A native of Mansfield, Mertler attended BGSU in the 1980s, and then was a professor of education from 1996-2009. Now 58 and teaching at Arizona State University, Mertler turned to writing fiction about three years ago.
“I love reading fiction, and I love the kind of fiction I’m now writing,” he said. “I had this idea that I wanted to try fiction, but I didn’t know how it would go.”
Then his wife, Kate, who taught at South Main and Kenwood when they lived in BG, told him: “You’ll never know if you can do it until you sit down and try.”
So Mertler sat down and tried. The result was a short novel. “It was self-confirming that I had ability to create characters and create a plot scenery and all that stuff. Then as I went into my second and third one, I was really more successful, with more deeply developed plots and more deeply characters. … Once I tried it, I fell in love with the novel.”
He loved the creativity it allowed – so different from the academic writing he’d done. He loved creating characters, who are so alive they sometimes surprise him in what they decide to do.
He sketches out the plot before he starts. But “all of a sudden it makes sense that a character would do something different, or say something. It veers off into a different direction, and it’s a good change in direction.”
Not that his academic writing hasn’t influenced the fiction. He brings the same rigor in terms of process laying out a map
Instead of a 15-chapter textbook Mertler the academic would be working on, Mertler the crime novelist is spelling out the machinations of an international criminal gang, and his heroes’ work uncovering its devious dealings.
In “Jetport TNT” that starts with Brenda Walker, chief of the two-person Everglades City Police Department, fuming that there’s dogfighting going on in one of remote islands in the Ten Thousand Islands area.

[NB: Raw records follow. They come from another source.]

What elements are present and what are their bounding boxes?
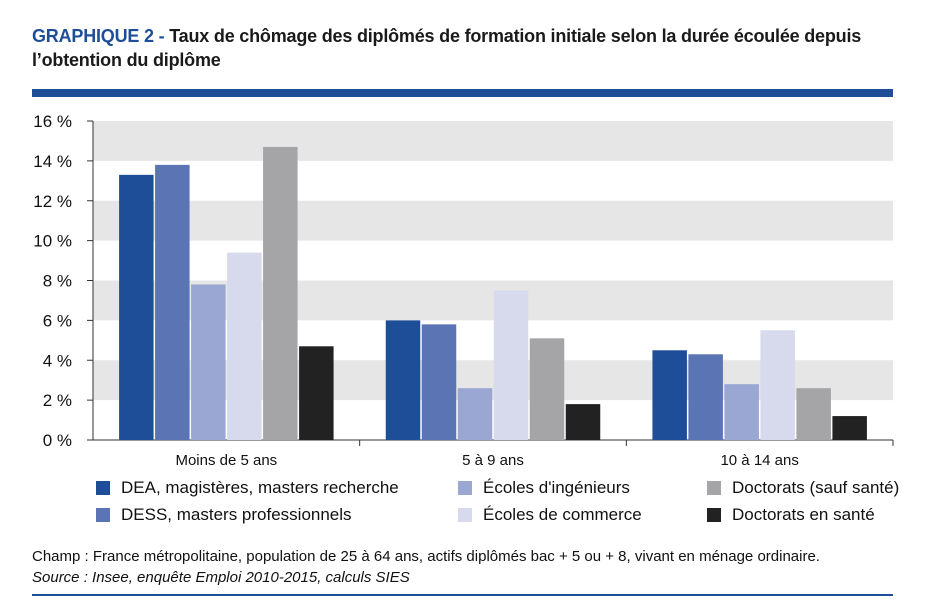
grid-band	[93, 280, 893, 321]
y-tick-label: 4 %	[43, 351, 72, 370]
bar	[299, 346, 334, 440]
top-rule	[32, 89, 893, 97]
legend-item: Écoles de commerce	[458, 505, 642, 525]
bar	[760, 330, 795, 440]
legend-item: DEA, magistères, masters recherche	[96, 478, 399, 498]
bottom-rule	[32, 594, 893, 596]
legend-label: DESS, masters professionnels	[121, 505, 352, 524]
legend-swatch	[96, 508, 110, 522]
y-tick-label: 2 %	[43, 391, 72, 410]
bar	[191, 284, 226, 440]
chart-notes: Champ : France métropolitaine, populatio…	[32, 546, 912, 588]
bar	[263, 146, 298, 440]
y-tick-label: 8 %	[43, 272, 72, 291]
legend-item: Doctorats en santé	[707, 505, 875, 525]
chart-title-text: Taux de chômage des diplômés de formatio…	[32, 26, 862, 70]
note-champ: Champ : France métropolitaine, populatio…	[32, 548, 820, 565]
chart-legend: DEA, magistères, masters recherche DESS, …	[0, 478, 938, 534]
legend-label: Doctorats (sauf santé)	[732, 478, 900, 497]
bar	[796, 388, 831, 440]
chart-title: GRAPHIQUE 2 - Taux de chômage des diplôm…	[32, 24, 912, 72]
legend-label: DEA, magistères, masters recherche	[121, 478, 399, 497]
x-category-label: 5 à 9 ans	[462, 452, 524, 469]
y-tick-label: 10 %	[33, 232, 72, 251]
grid-band	[93, 121, 893, 161]
bar	[652, 350, 687, 440]
bar	[227, 252, 262, 440]
bar	[421, 324, 457, 440]
y-tick-label: 12 %	[33, 192, 72, 211]
legend-swatch	[458, 508, 472, 522]
bar	[724, 384, 759, 440]
grid-band	[93, 200, 893, 241]
bar	[565, 404, 601, 440]
y-tick-label: 0 %	[43, 431, 72, 450]
bar	[457, 388, 493, 440]
bar	[529, 338, 565, 440]
legend-item: Écoles d'ingénieurs	[458, 478, 630, 498]
legend-swatch	[96, 481, 110, 495]
legend-label: Écoles d'ingénieurs	[483, 478, 630, 497]
legend-item: DESS, masters professionnels	[96, 505, 352, 525]
bar	[832, 416, 867, 440]
y-tick-label: 6 %	[43, 311, 72, 330]
note-source: Source : Insee, enquête Emploi 2010-2015…	[32, 569, 410, 586]
y-tick-label: 16 %	[33, 112, 72, 131]
legend-label: Doctorats en santé	[732, 505, 875, 524]
legend-swatch	[707, 508, 721, 522]
bar	[493, 290, 529, 440]
y-tick-label: 14 %	[33, 152, 72, 171]
x-category-label: Moins de 5 ans	[175, 452, 277, 469]
legend-label: Écoles de commerce	[483, 505, 642, 524]
bar	[385, 320, 421, 440]
bar	[119, 174, 154, 441]
x-category-label: 10 à 14 ans	[720, 452, 798, 469]
grid-band	[93, 360, 893, 401]
bar	[155, 164, 190, 441]
bar-chart: 0 % 2 % 4 % 6 % 8 % 10 % 12 % 14 % 16 % Moins de …	[33, 112, 894, 469]
legend-swatch	[707, 481, 721, 495]
legend-item: Doctorats (sauf santé)	[707, 478, 899, 498]
legend-swatch	[458, 481, 472, 495]
bar	[688, 354, 723, 440]
chart-title-prefix: GRAPHIQUE 2 -	[32, 26, 170, 46]
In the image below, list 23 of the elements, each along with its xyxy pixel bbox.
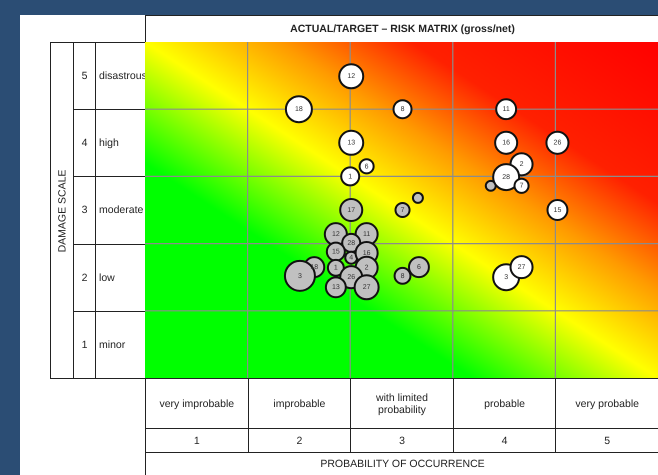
- x-tick-label: 4: [452, 428, 556, 453]
- x-tick-label: 1: [145, 428, 249, 453]
- text: very improbable: [145, 378, 249, 429]
- text: with limited probability: [350, 378, 454, 429]
- annotation: disastrous: [95, 42, 147, 110]
- chart-title: ACTUAL/TARGET – RISK MATRIX (gross/net): [290, 23, 515, 35]
- x-tick-label: 5: [555, 428, 658, 453]
- x-tick-label: 3: [350, 428, 454, 453]
- x-axis-title: PROBABILITY OF OCCURRENCE: [145, 452, 658, 475]
- y-axis-title: DAMAGE SCALE: [56, 169, 68, 252]
- x-tick-label: 2: [248, 428, 352, 453]
- y-tick-label: 1: [73, 310, 96, 379]
- text: improbable: [248, 378, 352, 429]
- y-tick-label: 5: [73, 42, 96, 110]
- text: very probable: [555, 378, 658, 429]
- text: minor: [95, 310, 146, 379]
- y-tick-label: 3: [73, 176, 96, 245]
- text: probable: [452, 378, 556, 429]
- text: high: [95, 109, 146, 178]
- text: moderate: [95, 176, 146, 245]
- text: low: [95, 244, 146, 312]
- y-tick-label: 2: [73, 244, 96, 312]
- y-tick-label: 4: [73, 109, 96, 178]
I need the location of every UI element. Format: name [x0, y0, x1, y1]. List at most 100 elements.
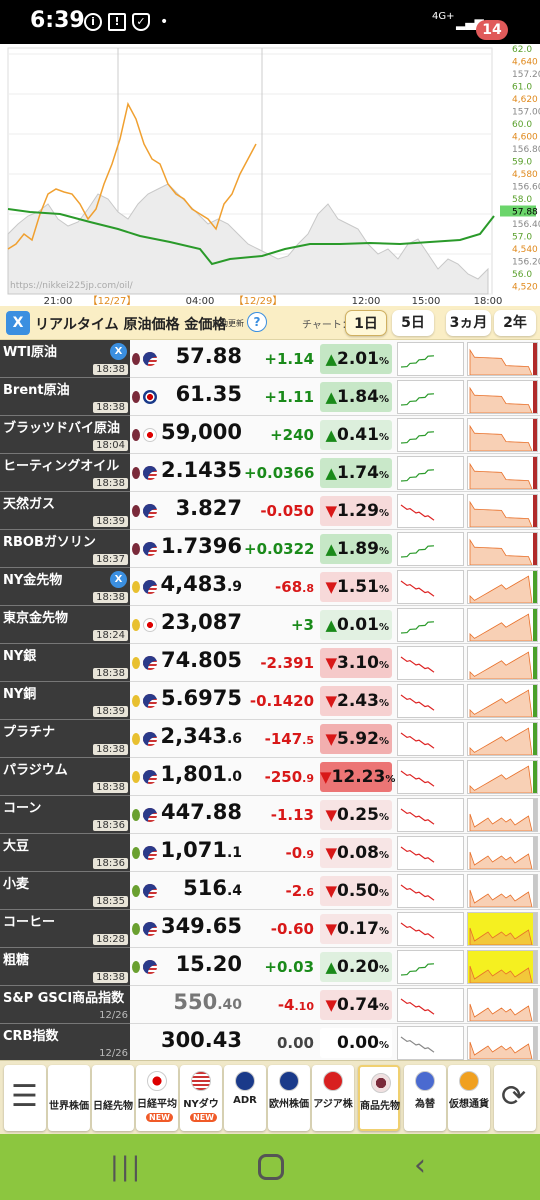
intraday-mini-chart[interactable] — [397, 760, 464, 794]
commodity-name-cell[interactable]: コーン 18:36 — [0, 796, 130, 834]
commodity-name-cell[interactable]: 粗糖 18:38 — [0, 948, 130, 986]
long-term-mini-chart[interactable] — [467, 684, 538, 718]
commodity-name-cell[interactable]: ブラッツドバイ原油 18:04 — [0, 416, 130, 454]
range-5d-button[interactable]: 5日 — [392, 310, 434, 336]
long-term-mini-chart[interactable] — [467, 874, 538, 908]
commodity-name-cell[interactable]: CRB指数 12/26 — [0, 1024, 130, 1062]
nav-item[interactable]: NYダウ NEW — [180, 1065, 222, 1131]
table-row[interactable]: ブラッツドバイ原油 18:04 59,000 +240 ▲0.41% — [0, 416, 540, 454]
long-term-mini-chart[interactable] — [467, 608, 538, 642]
table-row[interactable]: 天然ガス 18:39 3.827 -0.050 ▼1.29% — [0, 492, 540, 530]
long-term-mini-chart[interactable] — [467, 912, 538, 946]
range-3m-button[interactable]: 3ヵ月 — [446, 310, 491, 336]
long-term-mini-chart[interactable] — [467, 722, 538, 756]
commodity-name-cell[interactable]: 大豆 18:36 — [0, 834, 130, 872]
long-term-mini-chart[interactable] — [467, 646, 538, 680]
table-row[interactable]: コーヒー 18:28 349.65 -0.60 ▼0.17% — [0, 910, 540, 948]
table-row[interactable]: WTI原油 18:38 X 57.88 +1.14 ▲2.01% — [0, 340, 540, 378]
x-share-icon[interactable]: X — [110, 343, 127, 360]
intraday-mini-chart[interactable] — [397, 532, 464, 566]
table-row[interactable]: NY銀 18:38 74.805 -2.391 ▼3.10% — [0, 644, 540, 682]
intraday-mini-chart[interactable] — [397, 494, 464, 528]
commodity-name-cell[interactable]: S&P GSCI商品指数 12/26 — [0, 986, 130, 1024]
help-icon[interactable]: ? — [247, 312, 267, 332]
commodity-name-cell[interactable]: RBOBガソリン 18:37 — [0, 530, 130, 568]
intraday-mini-chart[interactable] — [397, 646, 464, 680]
commodity-name-cell[interactable]: ヒーティングオイル 18:38 — [0, 454, 130, 492]
intraday-mini-chart[interactable] — [397, 570, 464, 604]
commodity-name-cell[interactable]: Brent原油 18:38 — [0, 378, 130, 416]
table-row[interactable]: 大豆 18:36 1,071.1 -0.9 ▼0.08% — [0, 834, 540, 872]
intraday-mini-chart[interactable] — [397, 684, 464, 718]
long-term-mini-chart[interactable] — [467, 1026, 538, 1060]
nav-item[interactable]: 欧州株価 — [268, 1065, 310, 1131]
table-row[interactable]: NY銅 18:39 5.6975 -0.1420 ▼2.43% — [0, 682, 540, 720]
commodity-name-cell[interactable]: NY金先物 18:38 X — [0, 568, 130, 606]
commodity-name-cell[interactable]: 東京金先物 18:24 — [0, 606, 130, 644]
intraday-mini-chart[interactable] — [397, 988, 464, 1022]
nav-item[interactable]: 日経先物 — [92, 1065, 134, 1131]
nav-item[interactable]: 商品先物 — [358, 1065, 400, 1131]
range-2y-button[interactable]: 2年 — [494, 310, 536, 336]
commodity-name-cell[interactable]: WTI原油 18:38 X — [0, 340, 130, 378]
long-term-mini-chart[interactable] — [467, 950, 538, 984]
x-share-icon[interactable]: X — [110, 571, 127, 588]
table-row[interactable]: S&P GSCI商品指数 12/26 550.40 -4.10 ▼0.74% — [0, 986, 540, 1024]
commodity-name-cell[interactable]: NY銅 18:39 — [0, 682, 130, 720]
intraday-mini-chart[interactable] — [397, 836, 464, 870]
table-row[interactable]: プラチナ 18:38 2,343.6 -147.5 ▼5.92% — [0, 720, 540, 758]
long-term-mini-chart[interactable] — [467, 988, 538, 1022]
intraday-mini-chart[interactable] — [397, 380, 464, 414]
nav-item[interactable]: ADR — [224, 1065, 266, 1131]
intraday-mini-chart[interactable] — [397, 418, 464, 452]
commodity-name-cell[interactable]: 天然ガス 18:39 — [0, 492, 130, 530]
nav-item[interactable]: 仮想通貨 — [448, 1065, 490, 1131]
recent-apps-icon[interactable]: ||| — [110, 1152, 143, 1182]
table-row[interactable]: コーン 18:36 447.88 -1.13 ▼0.25% — [0, 796, 540, 834]
intraday-mini-chart[interactable] — [397, 342, 464, 376]
intraday-mini-chart[interactable] — [397, 1026, 464, 1060]
commodity-name-cell[interactable]: コーヒー 18:28 — [0, 910, 130, 948]
back-icon[interactable]: ‹ — [414, 1148, 426, 1183]
long-term-mini-chart[interactable] — [467, 836, 538, 870]
commodity-name-cell[interactable]: プラチナ 18:38 — [0, 720, 130, 758]
table-row[interactable]: CRB指数 12/26 300.43 0.00 0.00% — [0, 1024, 540, 1062]
commodity-name-cell[interactable]: 小麦 18:35 — [0, 872, 130, 910]
refresh-button[interactable]: ⟳ — [494, 1065, 536, 1131]
range-1d-button[interactable]: 1日 — [345, 310, 387, 336]
intraday-mini-chart[interactable] — [397, 950, 464, 984]
long-term-mini-chart[interactable] — [467, 532, 538, 566]
home-icon[interactable] — [258, 1154, 284, 1180]
intraday-mini-chart[interactable] — [397, 798, 464, 832]
table-row[interactable]: 粗糖 18:38 15.20 +0.03 ▲0.20% — [0, 948, 540, 986]
long-term-mini-chart[interactable] — [467, 494, 538, 528]
table-row[interactable]: NY金先物 18:38 X 4,483.9 -68.8 ▼1.51% — [0, 568, 540, 606]
table-row[interactable]: ヒーティングオイル 18:38 2.1435 +0.0366 ▲1.74% — [0, 454, 540, 492]
table-row[interactable]: パラジウム 18:38 1,801.0 -250.9 ▼12.23% — [0, 758, 540, 796]
menu-button[interactable]: ☰ — [4, 1065, 46, 1131]
intraday-mini-chart[interactable] — [397, 912, 464, 946]
long-term-mini-chart[interactable] — [467, 342, 538, 376]
intraday-mini-chart[interactable] — [397, 456, 464, 490]
table-row[interactable]: 小麦 18:35 516.4 -2.6 ▼0.50% — [0, 872, 540, 910]
intraday-mini-chart[interactable] — [397, 608, 464, 642]
long-term-mini-chart[interactable] — [467, 798, 538, 832]
commodity-name-cell[interactable]: パラジウム 18:38 — [0, 758, 130, 796]
long-term-mini-chart[interactable] — [467, 380, 538, 414]
commodity-name-cell[interactable]: NY銀 18:38 — [0, 644, 130, 682]
nav-item[interactable]: 為替 — [404, 1065, 446, 1131]
long-term-mini-chart[interactable] — [467, 418, 538, 452]
long-term-mini-chart[interactable] — [467, 760, 538, 794]
long-term-mini-chart[interactable] — [467, 570, 538, 604]
x-share-icon[interactable]: X — [6, 311, 30, 335]
nav-item[interactable]: 世界株価 — [48, 1065, 90, 1131]
table-row[interactable]: RBOBガソリン 18:37 1.7396 +0.0322 ▲1.89% — [0, 530, 540, 568]
intraday-mini-chart[interactable] — [397, 722, 464, 756]
intraday-mini-chart[interactable] — [397, 874, 464, 908]
table-row[interactable]: Brent原油 18:38 61.35 +1.11 ▲1.84% — [0, 378, 540, 416]
nav-item[interactable]: 日経平均 NEW — [136, 1065, 178, 1131]
nav-item[interactable]: アジア株 — [312, 1065, 354, 1131]
table-row[interactable]: 東京金先物 18:24 23,087 +3 ▲0.01% — [0, 606, 540, 644]
long-term-mini-chart[interactable] — [467, 456, 538, 490]
price-chart[interactable]: https://nikkei225jp.com/oil/21:00 【12/27】… — [0, 44, 540, 335]
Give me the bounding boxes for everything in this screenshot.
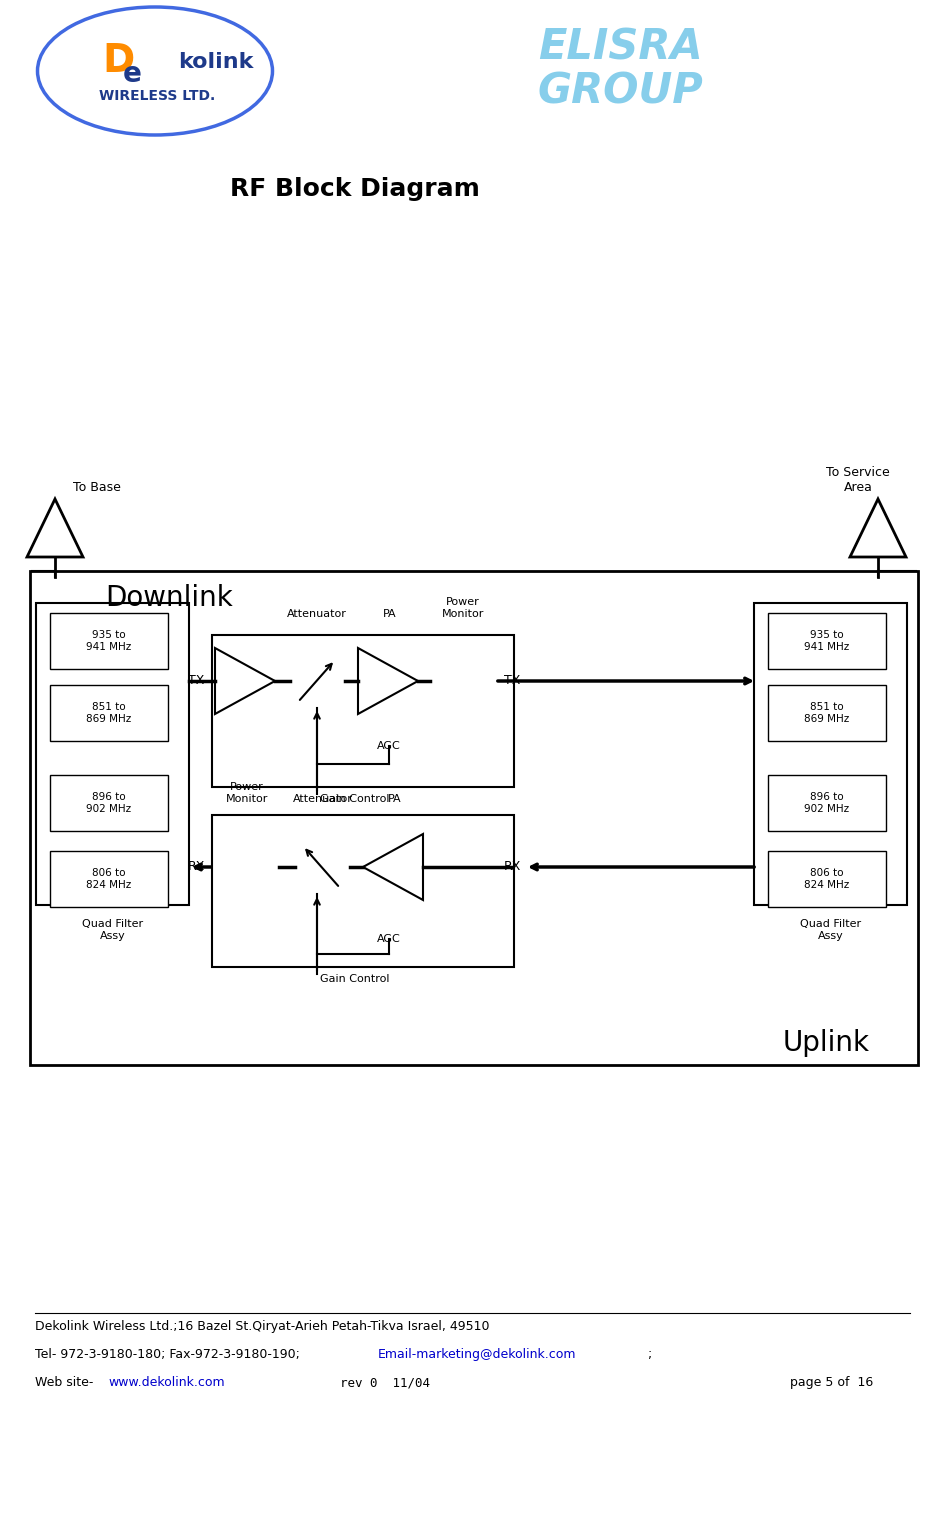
Text: Web site-: Web site- [35,1376,97,1390]
Polygon shape [363,834,423,900]
Bar [50,851,168,906]
Text: 806 to
824 MHz: 806 to 824 MHz [86,868,131,890]
Text: WIRELESS LTD.: WIRELESS LTD. [99,89,215,103]
Text: ELISRA: ELISRA [537,26,702,68]
Text: kolink: kolink [178,52,254,72]
Text: Tel- 972-3-9180-180; Fax-972-3-9180-190;: Tel- 972-3-9180-180; Fax-972-3-9180-190; [35,1348,304,1360]
Bar [295,840,350,894]
Bar [358,923,420,956]
Text: TX: TX [188,674,204,688]
Polygon shape [215,648,275,714]
Text: RF Block Diagram: RF Block Diagram [230,177,480,202]
Text: Gain Control: Gain Control [321,794,390,803]
Ellipse shape [38,8,272,135]
Bar [768,685,886,740]
Text: Uplink: Uplink [783,1030,870,1057]
Text: 806 to
824 MHz: 806 to 824 MHz [804,868,850,890]
Text: To Base: To Base [73,482,121,494]
Text: Email-marketing@dekolink.com: Email-marketing@dekolink.com [378,1348,576,1360]
Bar [214,837,279,897]
Bar [754,603,907,905]
Text: www.dekolink.com: www.dekolink.com [108,1376,224,1390]
Text: e: e [123,60,142,88]
Bar [30,571,918,1065]
Text: RX: RX [187,860,204,874]
Text: TX: TX [504,674,520,688]
Text: GROUP: GROUP [537,71,703,112]
Bar [768,776,886,831]
Text: Power
Monitor: Power Monitor [226,782,268,803]
Text: 935 to
941 MHz: 935 to 941 MHz [86,629,131,653]
Text: 896 to
902 MHz: 896 to 902 MHz [86,793,131,814]
Bar [290,654,345,708]
Text: Attenuator: Attenuator [293,794,353,803]
Text: Power
Monitor: Power Monitor [442,597,484,619]
Bar [358,729,420,762]
Bar [212,636,514,786]
Bar [212,816,514,966]
Text: AGC: AGC [377,934,401,943]
Bar [36,603,189,905]
Text: Attenuator: Attenuator [287,609,347,619]
Bar [50,613,168,669]
Text: 896 to
902 MHz: 896 to 902 MHz [804,793,850,814]
Text: Quad Filter
Assy: Quad Filter Assy [800,919,861,940]
Polygon shape [27,499,83,557]
Bar [768,613,886,669]
Text: PA: PA [388,794,402,803]
Bar [768,851,886,906]
Text: D: D [102,42,134,80]
Polygon shape [850,499,906,557]
Text: AGC: AGC [377,740,401,751]
Text: rev 0  11/04: rev 0 11/04 [340,1376,430,1390]
Text: 851 to
869 MHz: 851 to 869 MHz [804,702,850,723]
Bar [50,776,168,831]
Polygon shape [358,648,418,714]
Text: Downlink: Downlink [105,583,233,613]
Text: PA: PA [383,609,396,619]
Text: Gain Control: Gain Control [321,974,390,983]
Text: Dekolink Wireless Ltd.;16 Bazel St.Qiryat-Arieh Petah-Tikva Israel, 49510: Dekolink Wireless Ltd.;16 Bazel St.Qirya… [35,1320,489,1333]
Text: ;: ; [648,1348,652,1360]
Text: 935 to
941 MHz: 935 to 941 MHz [804,629,850,653]
Bar [50,685,168,740]
Text: 851 to
869 MHz: 851 to 869 MHz [86,702,131,723]
Bar [430,651,495,711]
Text: RX: RX [503,860,520,874]
Text: Quad Filter
Assy: Quad Filter Assy [82,919,143,940]
Text: To Service
Area: To Service Area [826,466,890,494]
Text: page 5 of  16: page 5 of 16 [790,1376,873,1390]
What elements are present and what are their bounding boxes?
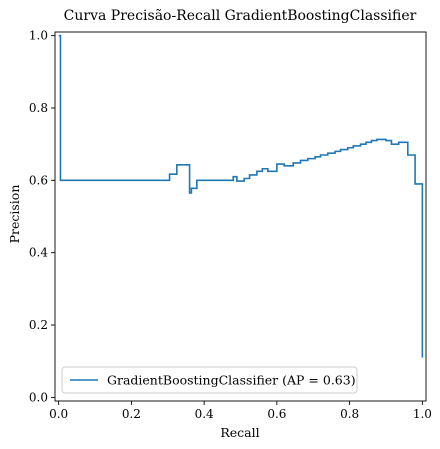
axes-frame [54, 31, 427, 402]
y-tick-label-4: 0.8 [29, 101, 48, 115]
x-tick-label-0: 0.0 [49, 407, 68, 421]
chart-title: Curva Precisão-Recall GradientBoostingCl… [64, 8, 417, 24]
x-tick-label-3: 0.6 [267, 407, 286, 421]
plot-area: 0.0 0.2 0.4 0.6 0.8 1.0 0.0 0.2 0.4 0.6 0.8 1.0 Grad… [29, 29, 432, 421]
legend-box [61, 366, 358, 394]
x-tick-label-1: 0.2 [122, 407, 141, 421]
y-tick-label-5: 1.0 [29, 29, 48, 43]
y-tick-label-0: 0.0 [29, 390, 48, 404]
y-axis-label: Precision [7, 185, 22, 244]
legend-label-0: GradientBoostingClassifier (AP = 0.63) [107, 373, 356, 388]
x-tick-label-5: 1.0 [413, 407, 432, 421]
x-tick-label-2: 0.4 [195, 407, 214, 421]
y-tick-label-3: 0.6 [29, 173, 48, 187]
y-tick-label-1: 0.2 [29, 318, 48, 332]
x-tick-label-4: 0.8 [340, 407, 359, 421]
x-axis-label: Recall [220, 425, 259, 440]
y-tick-label-2: 0.4 [29, 246, 48, 260]
series-line-0 [58, 34, 424, 358]
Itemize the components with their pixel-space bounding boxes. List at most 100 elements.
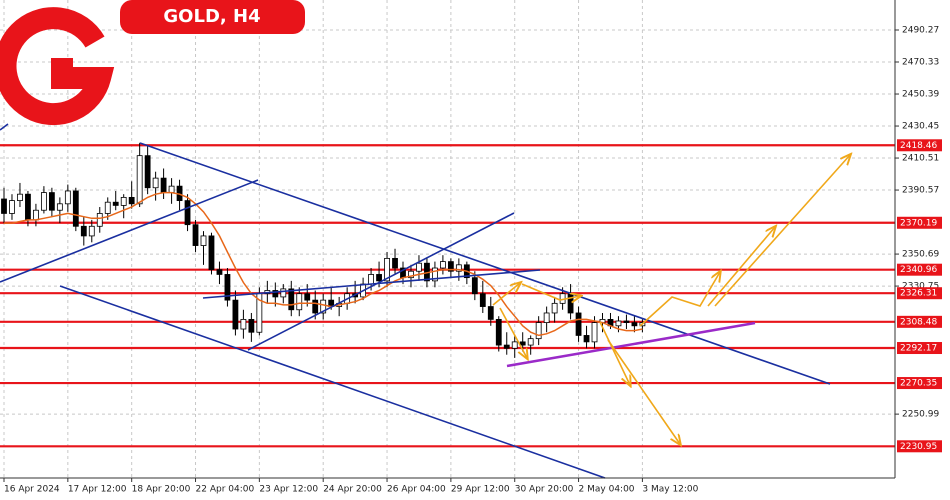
logo-mark	[0, 7, 115, 126]
candle-body	[272, 290, 279, 298]
x-tick-label: 18 Apr 20:00	[132, 485, 191, 495]
trend-line	[59, 285, 606, 479]
candle-body	[527, 338, 534, 346]
candle-body	[200, 235, 207, 246]
trend-line	[0, 123, 9, 131]
grid	[0, 0, 895, 478]
trend-line	[0, 179, 259, 283]
x-tick-label: 29 Apr 12:00	[451, 485, 510, 495]
y-tick-label: 2470.33	[902, 58, 939, 68]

She decides to bring in a former colleague and old flame Luis Tanner to help, and he proceeds to uncover more than she had expected.
The novel is rich in local detail. In his author’s disclaimer at the beginning of the book, he makes a point of stating that while the book is a work of fiction, the locale and many places and businesses mentioned exist. “The people are not real but the settings are real,” he said. “It was easier for me to put those characters in those settings and weave things in out.”
He wants people who know the area to spot places they’re familiar with. It makes it easier for readers to relate to the action.
That grows from his fascination with the place – his earlier two novels were set South Florida locales as well.
“As a reader I find police work intriguing,” he said. As policing has become “more high tech and much more scientific, it intrigues me all the more.”
He’s also fascinated by the other side. “I never write about crime as a good thing, but there’s aspects that intrigue me so much.”
Mertler feels his work is getting stronger. “One of things I learned just from feedback is I’m doing a much better job with dialogue and leaving a lot of the storytelling to dialogue instead of having big long narrative paragraphs.”
Letting his characters tell the story makes them more interesting. Also, “As a reader you’re finding out finding out what’s happening at the same time the characters are.”
His toughest critic, he said, is his wife. She participated in the editing at various stages on the three projects, which also include “The Last Page” and “Tequesta University.” All are available on Amazon as are some of his academic works.
Kate Mertler is an avid consumer of fiction. She read “Jetport TNT” as her husband was writing it and had some important suggestions on different directions the plot could take.
“She’s the first one to tell you my work has become so much better.”
Mertler said that an audio version of the book with a professional voice-over actor will be out mid-winter. “To hear someone else reading my words that’s very exciting for me.”
He knows he’ll continue to create new adventures for Luis Tanner.
“I’ve really grown to like him help, especially in this novel.”
For now, he’s taking his usual hiatus between projects. He plans to take a few months off until “I get the itch come up with ideas about where to go next.”